A reação repete o que aconteceu em 2024, quando o setor judicializou imposto parecido, com nove ações na Justiça, inclusive no STF (Supremo Tribunal Federal) e duas decisões favoráveis na segunda instância.
“A MP [que cria o imposto] está no Congresso. Algumas empresas e o IBP vamos recorrer à Justiça para mostrar que este imposto tem função arrecadatória, o que foge aos requisitos para aplicação deste tipo de instrumento”, disse Ardenghy, ao repetir o argumento que baseia as ações judiciais inauguradas em 2024. Ardengh falou a jornalistas durante o Fórum Brasileiro de Líderes em Energia, que acontece esta semana no Rio de Janeiro.
Questionado se a intenção é reduzir a alíquota da vez ou acabar com o imposto, Ardenghy reforçou que o objetivo é derrubar a tarifa. “Queremos derrubar a medida, retirar isso da MP, porque achamos que isso tem problemas jurídicos bem acentuados”, continuou.
‘Desnecessário’
O presidente do IBP disse, ainda, que com a alta nas cotações do petróleo, o governo já vai acessar, naturalmente, via arrecadação, os recursos necessários para equalizar os gastos com medidas de mitigação à escalada dos preços de derivados ao consumidor.
“A arrecadação que o governo precisa já está contemplada pela curva de royalties e participações especiais. Cálculos do IBP mostram que só isso mais do que compensa os gastos”.

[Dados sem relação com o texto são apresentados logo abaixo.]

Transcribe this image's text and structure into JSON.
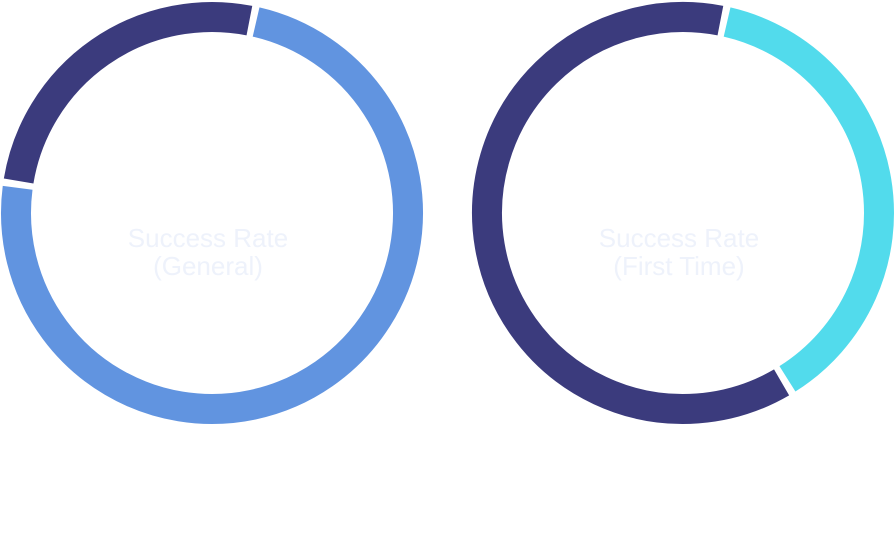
{
  "chart_data": [
    {
      "type": "pie",
      "style": "donut",
      "center_label": [
        "Success Rate",
        "(General)"
      ],
      "slices": [
        {
          "value": 0.74,
          "color": "#6194e0"
        },
        {
          "value": 0.26,
          "color": "#3b3b7d"
        }
      ]
    },
    {
      "type": "pie",
      "style": "donut",
      "center_label": [
        "Success Rate",
        "(First Time)"
      ],
      "slices": [
        {
          "value": 0.38,
          "color": "#52dbec"
        },
        {
          "value": 0.62,
          "color": "#3b3b7d"
        }
      ]
    }
  ],
  "colors": {
    "label_text": "#eef2fb",
    "background": "#ffffff"
  }
}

Nesta quarta-feira (8), o IBP emitiu nota também neste sentido. “Os mecanismos de arrecadação vigentes — Royalties, Participação Especial e Excedente em Óleo — são mais que suficientes para capturar eventuais ganhos extraordinários com a alta do barril. Com o Brent a US$ 90, esses instrumentos geram uma arrecadação adicional de pelo menos R$ 50 bilhões, valor que supera com folga os R$ 40 bilhões estimados pelo governo para custear as medidas de mitigação do diesel. Assim, o novo imposto configura uma medida tributária meramente arrecadatória”, escreve o IBP em carta.
Segundo o documento, o novo imposto impõe uma carga “desnecessária” a um setor que já destina cerca de 70% de sua renda a tributos e participações governamentais. “A criação do imposto de exportação, além do caráter meramente arrecadatório, representa uma sobreposição a mecanismos já existentes e amplia a percepção de risco sobre o ambiente de negócios no Brasil”, continua o IBP.
No mais, a entidade repete que a medida compromete a segurança jurídica e a competitividade da indústria de petróleo brasileira, sinalizando “instabilidade para investimentos em uma indústria de maturação longa e intensiva em capital”. Hoje, lembra, o setor é responsável por 53% do saldo da balança comercial e por 17,2% do PIB industrial, com previsão de US$ 183 bilhões em investimentos até 2031. “Alterações imprevistas nas regras afastam o capital necessário para sustentar esses projetos e os cerca de 445 mil postos de trabalho gerados anualmente”, conclui o instituto.